Voices for Recovery
Lauren Spiro
(05/18/2012)
My life has been an unfolding process of searching for my truth and my liberation. A major part of my journey has been looking back with a deeper lens at what happened to me. I was put in a mental institution at age 16 and told that I had an incurable brain disease. The experts, however, were wrong.
My most powerful recovery tool has been to heal my emotional pain by expressing the feelings associated with my early hurtful experiences, and having people really listen to me. Remarkable changes happened when I started learning about oppression and the damage it had done to my life. I had been stuck in monologue, and no one knew how to engage me in dialogue. Eventually I learned to express myself and discover who I was born to be. I reclaimed my full self and mind, and I learned that there was nothing wrong with me. Today, with more clarity, I understand what happened to me. I continue to learn how to believe more deeply in myself.

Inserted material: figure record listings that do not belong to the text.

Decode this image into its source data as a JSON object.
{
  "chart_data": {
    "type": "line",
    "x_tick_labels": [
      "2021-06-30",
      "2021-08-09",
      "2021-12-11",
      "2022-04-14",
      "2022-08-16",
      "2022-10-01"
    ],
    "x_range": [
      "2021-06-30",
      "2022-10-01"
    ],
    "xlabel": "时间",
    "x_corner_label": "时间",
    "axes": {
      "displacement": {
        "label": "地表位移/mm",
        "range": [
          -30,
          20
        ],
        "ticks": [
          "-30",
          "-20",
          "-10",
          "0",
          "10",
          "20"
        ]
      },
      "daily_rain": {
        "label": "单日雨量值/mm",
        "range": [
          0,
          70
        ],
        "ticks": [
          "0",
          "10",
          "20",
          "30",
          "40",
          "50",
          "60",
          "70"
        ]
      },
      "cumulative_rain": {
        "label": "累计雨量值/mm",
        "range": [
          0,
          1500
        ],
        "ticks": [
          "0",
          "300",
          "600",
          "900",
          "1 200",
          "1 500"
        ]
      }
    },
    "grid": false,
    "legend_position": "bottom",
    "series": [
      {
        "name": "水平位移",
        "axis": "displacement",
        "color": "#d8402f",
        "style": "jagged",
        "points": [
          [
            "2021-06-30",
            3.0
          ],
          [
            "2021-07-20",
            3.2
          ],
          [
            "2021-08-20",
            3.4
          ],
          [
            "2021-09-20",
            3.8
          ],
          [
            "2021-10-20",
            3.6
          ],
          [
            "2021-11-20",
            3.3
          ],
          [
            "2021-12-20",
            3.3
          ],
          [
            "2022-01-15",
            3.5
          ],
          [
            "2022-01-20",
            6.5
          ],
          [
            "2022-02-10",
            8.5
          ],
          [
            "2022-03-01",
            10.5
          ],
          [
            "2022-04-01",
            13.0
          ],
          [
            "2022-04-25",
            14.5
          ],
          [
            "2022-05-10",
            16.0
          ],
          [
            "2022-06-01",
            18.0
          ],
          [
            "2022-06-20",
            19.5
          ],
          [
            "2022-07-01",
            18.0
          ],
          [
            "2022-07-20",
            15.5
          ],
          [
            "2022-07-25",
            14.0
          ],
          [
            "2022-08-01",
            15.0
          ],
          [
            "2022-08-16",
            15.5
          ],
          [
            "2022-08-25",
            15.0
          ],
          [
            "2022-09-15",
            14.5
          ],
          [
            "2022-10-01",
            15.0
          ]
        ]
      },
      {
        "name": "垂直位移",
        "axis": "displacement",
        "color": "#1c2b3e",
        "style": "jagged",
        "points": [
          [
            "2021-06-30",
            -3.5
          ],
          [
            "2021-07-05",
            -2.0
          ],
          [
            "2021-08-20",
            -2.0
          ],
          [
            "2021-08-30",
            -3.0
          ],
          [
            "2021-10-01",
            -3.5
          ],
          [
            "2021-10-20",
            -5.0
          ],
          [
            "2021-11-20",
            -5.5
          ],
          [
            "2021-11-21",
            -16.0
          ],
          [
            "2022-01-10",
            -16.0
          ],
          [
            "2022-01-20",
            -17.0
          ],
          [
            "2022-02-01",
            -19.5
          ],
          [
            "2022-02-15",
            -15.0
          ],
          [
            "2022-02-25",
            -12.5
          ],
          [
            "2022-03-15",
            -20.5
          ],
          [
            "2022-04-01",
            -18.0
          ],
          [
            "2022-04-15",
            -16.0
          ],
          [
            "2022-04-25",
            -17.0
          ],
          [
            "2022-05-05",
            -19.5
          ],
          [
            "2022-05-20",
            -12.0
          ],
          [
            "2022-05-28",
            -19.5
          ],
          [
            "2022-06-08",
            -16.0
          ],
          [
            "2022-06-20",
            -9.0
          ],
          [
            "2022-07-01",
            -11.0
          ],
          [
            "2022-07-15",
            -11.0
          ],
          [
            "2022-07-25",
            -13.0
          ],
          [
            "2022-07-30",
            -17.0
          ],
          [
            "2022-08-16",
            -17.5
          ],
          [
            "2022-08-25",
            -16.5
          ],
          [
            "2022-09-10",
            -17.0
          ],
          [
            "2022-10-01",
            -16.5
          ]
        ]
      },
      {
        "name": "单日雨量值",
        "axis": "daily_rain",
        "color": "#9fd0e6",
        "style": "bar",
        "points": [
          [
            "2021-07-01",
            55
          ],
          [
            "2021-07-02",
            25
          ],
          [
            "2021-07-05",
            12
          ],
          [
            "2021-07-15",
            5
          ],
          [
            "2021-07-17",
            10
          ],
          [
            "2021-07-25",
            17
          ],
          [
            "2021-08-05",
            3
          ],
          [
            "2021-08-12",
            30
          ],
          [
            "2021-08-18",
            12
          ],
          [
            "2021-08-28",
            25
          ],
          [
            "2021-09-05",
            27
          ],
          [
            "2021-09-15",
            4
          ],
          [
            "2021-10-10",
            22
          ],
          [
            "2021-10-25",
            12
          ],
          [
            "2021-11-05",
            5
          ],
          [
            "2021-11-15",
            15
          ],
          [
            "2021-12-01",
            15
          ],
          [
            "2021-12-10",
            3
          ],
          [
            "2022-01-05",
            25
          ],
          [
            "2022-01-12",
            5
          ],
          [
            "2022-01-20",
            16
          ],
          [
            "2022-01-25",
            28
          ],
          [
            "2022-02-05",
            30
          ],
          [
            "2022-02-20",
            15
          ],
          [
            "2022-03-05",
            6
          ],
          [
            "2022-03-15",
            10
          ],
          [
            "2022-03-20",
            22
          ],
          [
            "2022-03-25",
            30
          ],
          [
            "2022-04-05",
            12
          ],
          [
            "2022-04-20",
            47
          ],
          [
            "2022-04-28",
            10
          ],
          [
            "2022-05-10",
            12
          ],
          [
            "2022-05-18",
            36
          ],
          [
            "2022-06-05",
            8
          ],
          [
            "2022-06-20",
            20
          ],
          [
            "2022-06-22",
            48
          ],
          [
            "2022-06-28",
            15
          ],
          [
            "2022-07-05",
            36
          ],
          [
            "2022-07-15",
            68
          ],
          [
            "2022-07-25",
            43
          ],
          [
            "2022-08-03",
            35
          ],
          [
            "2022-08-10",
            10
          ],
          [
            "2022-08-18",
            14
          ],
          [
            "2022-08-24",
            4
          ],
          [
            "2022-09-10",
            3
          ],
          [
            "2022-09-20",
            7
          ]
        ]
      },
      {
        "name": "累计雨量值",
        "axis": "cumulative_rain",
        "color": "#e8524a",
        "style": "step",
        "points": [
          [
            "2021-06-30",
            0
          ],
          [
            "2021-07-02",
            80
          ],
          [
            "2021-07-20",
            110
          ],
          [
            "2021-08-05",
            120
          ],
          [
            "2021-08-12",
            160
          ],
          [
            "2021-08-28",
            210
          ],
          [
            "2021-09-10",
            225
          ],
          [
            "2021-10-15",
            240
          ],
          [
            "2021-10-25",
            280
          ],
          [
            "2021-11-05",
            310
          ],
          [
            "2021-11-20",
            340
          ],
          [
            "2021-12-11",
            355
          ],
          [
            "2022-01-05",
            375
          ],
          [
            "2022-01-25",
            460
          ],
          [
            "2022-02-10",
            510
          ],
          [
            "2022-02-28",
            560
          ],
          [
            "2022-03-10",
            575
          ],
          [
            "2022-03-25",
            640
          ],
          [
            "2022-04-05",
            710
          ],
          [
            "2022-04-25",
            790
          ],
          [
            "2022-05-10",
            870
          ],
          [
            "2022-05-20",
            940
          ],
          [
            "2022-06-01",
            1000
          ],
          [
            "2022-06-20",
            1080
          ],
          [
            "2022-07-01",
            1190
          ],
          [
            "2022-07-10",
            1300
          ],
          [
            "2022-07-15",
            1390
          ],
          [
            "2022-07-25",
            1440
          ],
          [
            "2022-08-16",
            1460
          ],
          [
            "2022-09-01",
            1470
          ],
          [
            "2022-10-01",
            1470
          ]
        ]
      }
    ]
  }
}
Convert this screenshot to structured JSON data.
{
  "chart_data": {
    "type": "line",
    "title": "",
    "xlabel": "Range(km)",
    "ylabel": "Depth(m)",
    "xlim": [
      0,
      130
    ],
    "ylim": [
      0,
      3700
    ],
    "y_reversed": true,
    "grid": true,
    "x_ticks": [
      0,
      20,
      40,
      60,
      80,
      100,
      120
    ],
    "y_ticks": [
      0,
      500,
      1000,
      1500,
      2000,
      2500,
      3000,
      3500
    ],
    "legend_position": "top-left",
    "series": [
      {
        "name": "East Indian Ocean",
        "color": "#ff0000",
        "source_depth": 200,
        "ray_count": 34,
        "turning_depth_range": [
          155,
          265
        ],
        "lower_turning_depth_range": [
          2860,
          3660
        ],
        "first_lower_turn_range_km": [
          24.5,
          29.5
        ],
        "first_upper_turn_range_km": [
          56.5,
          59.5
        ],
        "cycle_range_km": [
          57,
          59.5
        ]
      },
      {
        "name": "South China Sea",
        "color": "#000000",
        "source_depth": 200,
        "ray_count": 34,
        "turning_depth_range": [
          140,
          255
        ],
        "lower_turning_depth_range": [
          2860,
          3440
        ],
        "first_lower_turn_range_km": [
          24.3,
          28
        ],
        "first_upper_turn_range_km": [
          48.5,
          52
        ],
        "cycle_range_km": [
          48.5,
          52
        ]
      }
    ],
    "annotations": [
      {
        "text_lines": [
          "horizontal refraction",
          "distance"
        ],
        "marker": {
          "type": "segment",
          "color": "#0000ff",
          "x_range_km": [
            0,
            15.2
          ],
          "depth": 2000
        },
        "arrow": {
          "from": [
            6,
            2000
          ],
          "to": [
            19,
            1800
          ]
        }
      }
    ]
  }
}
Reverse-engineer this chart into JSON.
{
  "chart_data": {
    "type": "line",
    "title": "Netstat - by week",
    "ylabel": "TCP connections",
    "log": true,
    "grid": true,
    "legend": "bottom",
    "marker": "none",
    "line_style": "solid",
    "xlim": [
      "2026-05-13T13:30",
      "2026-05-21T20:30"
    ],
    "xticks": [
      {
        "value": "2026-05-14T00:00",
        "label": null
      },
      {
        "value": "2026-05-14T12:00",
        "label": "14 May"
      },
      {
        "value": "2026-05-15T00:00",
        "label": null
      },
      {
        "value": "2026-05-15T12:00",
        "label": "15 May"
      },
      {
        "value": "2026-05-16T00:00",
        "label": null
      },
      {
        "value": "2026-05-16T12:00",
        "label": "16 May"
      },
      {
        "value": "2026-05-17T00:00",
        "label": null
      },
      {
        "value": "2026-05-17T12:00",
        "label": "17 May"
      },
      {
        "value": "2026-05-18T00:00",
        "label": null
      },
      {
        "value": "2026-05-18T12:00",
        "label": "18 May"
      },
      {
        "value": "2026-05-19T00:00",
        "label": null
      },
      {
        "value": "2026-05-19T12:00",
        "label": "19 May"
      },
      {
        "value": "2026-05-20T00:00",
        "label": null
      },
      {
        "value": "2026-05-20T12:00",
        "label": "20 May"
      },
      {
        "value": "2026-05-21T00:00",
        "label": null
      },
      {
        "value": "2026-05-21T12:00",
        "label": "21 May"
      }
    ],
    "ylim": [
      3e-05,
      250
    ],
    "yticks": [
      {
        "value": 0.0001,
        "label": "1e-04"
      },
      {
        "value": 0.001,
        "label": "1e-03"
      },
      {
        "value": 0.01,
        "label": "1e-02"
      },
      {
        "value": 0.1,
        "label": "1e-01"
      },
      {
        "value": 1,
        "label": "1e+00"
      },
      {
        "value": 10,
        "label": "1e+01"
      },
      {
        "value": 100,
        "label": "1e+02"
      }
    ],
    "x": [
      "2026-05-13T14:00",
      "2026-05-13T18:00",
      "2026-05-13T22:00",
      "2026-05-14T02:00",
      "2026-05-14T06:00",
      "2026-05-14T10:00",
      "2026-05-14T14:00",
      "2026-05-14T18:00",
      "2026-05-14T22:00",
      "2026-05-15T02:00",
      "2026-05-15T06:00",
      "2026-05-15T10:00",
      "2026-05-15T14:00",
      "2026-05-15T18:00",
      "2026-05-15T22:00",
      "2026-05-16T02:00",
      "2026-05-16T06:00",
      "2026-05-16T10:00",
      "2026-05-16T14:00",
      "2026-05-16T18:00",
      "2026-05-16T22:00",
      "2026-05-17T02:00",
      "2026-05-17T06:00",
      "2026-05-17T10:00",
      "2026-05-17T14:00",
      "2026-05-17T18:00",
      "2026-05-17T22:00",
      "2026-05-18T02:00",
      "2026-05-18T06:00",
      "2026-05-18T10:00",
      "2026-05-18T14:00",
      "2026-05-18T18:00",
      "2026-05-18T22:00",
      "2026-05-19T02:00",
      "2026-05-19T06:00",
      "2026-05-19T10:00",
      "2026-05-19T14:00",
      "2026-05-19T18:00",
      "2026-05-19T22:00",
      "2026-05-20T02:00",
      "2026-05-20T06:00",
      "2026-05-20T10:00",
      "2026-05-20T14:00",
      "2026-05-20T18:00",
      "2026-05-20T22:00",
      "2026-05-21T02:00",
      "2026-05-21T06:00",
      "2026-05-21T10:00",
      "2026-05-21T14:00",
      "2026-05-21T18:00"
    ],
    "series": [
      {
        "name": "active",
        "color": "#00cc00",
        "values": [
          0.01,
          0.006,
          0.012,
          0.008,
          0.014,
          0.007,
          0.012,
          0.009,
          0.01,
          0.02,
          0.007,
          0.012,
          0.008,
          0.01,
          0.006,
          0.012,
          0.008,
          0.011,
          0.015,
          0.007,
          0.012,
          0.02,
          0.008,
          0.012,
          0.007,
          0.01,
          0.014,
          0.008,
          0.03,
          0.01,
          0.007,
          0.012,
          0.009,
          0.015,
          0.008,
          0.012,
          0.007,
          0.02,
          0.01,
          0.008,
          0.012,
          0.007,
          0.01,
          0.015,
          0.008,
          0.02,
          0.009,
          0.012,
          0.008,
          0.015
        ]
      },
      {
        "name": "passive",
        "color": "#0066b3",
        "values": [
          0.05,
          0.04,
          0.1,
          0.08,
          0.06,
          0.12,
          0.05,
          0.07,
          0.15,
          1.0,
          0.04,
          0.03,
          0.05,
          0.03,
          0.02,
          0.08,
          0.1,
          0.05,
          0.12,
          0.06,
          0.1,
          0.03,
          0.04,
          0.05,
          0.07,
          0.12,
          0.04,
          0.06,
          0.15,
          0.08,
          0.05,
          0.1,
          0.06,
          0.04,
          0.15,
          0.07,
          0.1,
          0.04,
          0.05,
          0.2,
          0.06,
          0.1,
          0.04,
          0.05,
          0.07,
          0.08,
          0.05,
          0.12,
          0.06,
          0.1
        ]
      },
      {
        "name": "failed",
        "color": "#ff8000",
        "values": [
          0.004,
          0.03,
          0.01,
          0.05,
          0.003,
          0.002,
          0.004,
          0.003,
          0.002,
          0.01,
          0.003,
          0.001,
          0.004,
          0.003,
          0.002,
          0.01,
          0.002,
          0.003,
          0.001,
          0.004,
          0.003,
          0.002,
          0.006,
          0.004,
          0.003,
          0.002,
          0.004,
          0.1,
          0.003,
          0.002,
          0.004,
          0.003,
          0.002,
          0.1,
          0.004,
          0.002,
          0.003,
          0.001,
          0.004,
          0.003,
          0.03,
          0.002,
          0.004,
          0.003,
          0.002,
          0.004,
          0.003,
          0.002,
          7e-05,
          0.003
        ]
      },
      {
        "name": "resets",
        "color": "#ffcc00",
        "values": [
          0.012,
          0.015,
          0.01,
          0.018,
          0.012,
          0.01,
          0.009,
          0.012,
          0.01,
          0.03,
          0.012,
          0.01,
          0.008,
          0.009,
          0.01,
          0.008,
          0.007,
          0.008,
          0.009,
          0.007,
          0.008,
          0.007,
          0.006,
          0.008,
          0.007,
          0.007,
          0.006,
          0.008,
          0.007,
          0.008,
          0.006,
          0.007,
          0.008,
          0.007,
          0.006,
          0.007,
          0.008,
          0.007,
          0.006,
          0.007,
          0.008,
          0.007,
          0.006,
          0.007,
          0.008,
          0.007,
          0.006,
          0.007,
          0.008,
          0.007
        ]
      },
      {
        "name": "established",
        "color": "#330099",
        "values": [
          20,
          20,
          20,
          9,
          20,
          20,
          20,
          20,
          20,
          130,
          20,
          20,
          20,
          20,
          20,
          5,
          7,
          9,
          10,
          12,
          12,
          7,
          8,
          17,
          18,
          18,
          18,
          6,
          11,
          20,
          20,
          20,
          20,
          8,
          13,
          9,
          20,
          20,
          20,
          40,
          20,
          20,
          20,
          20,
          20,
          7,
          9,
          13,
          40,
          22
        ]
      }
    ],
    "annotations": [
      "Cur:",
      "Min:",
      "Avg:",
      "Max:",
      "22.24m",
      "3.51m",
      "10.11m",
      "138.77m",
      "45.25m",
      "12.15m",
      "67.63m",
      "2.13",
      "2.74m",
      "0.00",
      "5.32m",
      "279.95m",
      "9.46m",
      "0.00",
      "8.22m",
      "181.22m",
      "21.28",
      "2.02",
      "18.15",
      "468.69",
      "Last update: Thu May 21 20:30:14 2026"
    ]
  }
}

I now serve as the director of the National Coalition for Mental Health Recovery (NCMHR), which was formed in 2006 as a united voice for people with who have experienced mental health recovery. We are 32 States strong; we have a voice on Capitol Hill; and we have a seat at White House policy meetings. We are spreading emotional CPR around the world, teaching people how to assist others through an emotional crisis.
I have also earned a master’s in clinical and community psychology, and I am an artist who has awakened to the power of creative expression as a tool to transform society. I have devoted my life’s work to changing the mental health system so that it better meets the genuine needs of people.